CRYPTOSPORIDIUM: A parasite that causes severe diarrhea.
BOTH: Can be acquired on the USC campus.
CRYPTOCURRENCY: Transferred anonymously using a blockchain.
CRYPTOSPORIDIUM: Transferred anonymously by the men’s water polo team.
CRYPTOCURRENCY: Obtained by spending over $10,000 for one bitcoin.
CRYPTOSPORIDIUM: Obtained by swallowing water contaminated with feces.
BOTH: You’re eating shit.
CRYPTOCURRENCY: Has no value beyond what people will pay for it.

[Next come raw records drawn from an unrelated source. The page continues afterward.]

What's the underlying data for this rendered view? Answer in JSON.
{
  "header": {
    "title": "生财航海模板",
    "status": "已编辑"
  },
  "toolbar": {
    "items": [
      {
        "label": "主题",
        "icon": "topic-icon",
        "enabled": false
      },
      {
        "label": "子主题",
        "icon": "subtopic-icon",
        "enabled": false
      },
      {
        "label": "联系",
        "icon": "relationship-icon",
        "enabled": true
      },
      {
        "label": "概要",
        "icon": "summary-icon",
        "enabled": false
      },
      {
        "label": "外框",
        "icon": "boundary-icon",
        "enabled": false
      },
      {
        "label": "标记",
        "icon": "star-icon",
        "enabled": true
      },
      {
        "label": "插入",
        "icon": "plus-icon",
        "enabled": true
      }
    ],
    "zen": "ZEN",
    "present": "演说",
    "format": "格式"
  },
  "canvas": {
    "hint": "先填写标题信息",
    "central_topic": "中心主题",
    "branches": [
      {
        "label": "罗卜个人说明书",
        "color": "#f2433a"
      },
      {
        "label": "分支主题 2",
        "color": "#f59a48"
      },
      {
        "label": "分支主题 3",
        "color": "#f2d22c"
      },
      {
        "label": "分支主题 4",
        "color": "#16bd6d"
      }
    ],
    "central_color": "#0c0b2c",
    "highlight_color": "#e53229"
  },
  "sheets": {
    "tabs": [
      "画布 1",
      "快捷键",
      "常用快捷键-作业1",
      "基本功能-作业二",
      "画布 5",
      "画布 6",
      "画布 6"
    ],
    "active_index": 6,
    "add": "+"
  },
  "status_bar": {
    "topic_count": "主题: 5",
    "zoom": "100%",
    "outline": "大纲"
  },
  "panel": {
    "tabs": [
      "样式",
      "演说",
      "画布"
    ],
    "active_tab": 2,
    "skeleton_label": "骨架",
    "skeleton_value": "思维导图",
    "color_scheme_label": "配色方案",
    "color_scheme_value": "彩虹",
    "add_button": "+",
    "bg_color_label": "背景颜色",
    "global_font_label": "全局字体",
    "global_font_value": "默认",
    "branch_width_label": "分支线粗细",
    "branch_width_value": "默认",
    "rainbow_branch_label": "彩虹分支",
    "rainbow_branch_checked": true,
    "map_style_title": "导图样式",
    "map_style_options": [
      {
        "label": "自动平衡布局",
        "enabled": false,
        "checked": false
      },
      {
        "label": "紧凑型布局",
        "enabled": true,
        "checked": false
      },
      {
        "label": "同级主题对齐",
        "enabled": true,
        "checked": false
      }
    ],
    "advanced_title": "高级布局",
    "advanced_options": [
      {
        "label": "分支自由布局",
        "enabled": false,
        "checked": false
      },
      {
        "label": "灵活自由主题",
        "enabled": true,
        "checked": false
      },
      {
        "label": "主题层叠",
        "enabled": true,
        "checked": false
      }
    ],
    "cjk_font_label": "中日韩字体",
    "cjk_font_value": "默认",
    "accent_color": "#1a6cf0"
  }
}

CRYPTOSPORIDIUM: Oh, you’ll pay for it.
CRYPTOCURRENCY: Leaves you vulnerable to theft from hackers.
CRYPTOSPORIDIUM: Leaves you vulnerable to leakage.
BOTH: You have to clench real hard to keep everything contained.
CRYPTOCURRENCY: Useful but unpredictable means of preserving anonymous transactions in a cashless society.
CRYPTOSPORIDIUM: Useful but unpredictable means of losing weight before Caitlyn’s wedding.
CRYPTOCURRENCY: Many people are intrigued by it, but few understand it.
CRYPTOSPORIDIUM: Requires half-hour visits to the office bathroom.
BOTH: If you’ve got it, your coworkers are gonna have some questions.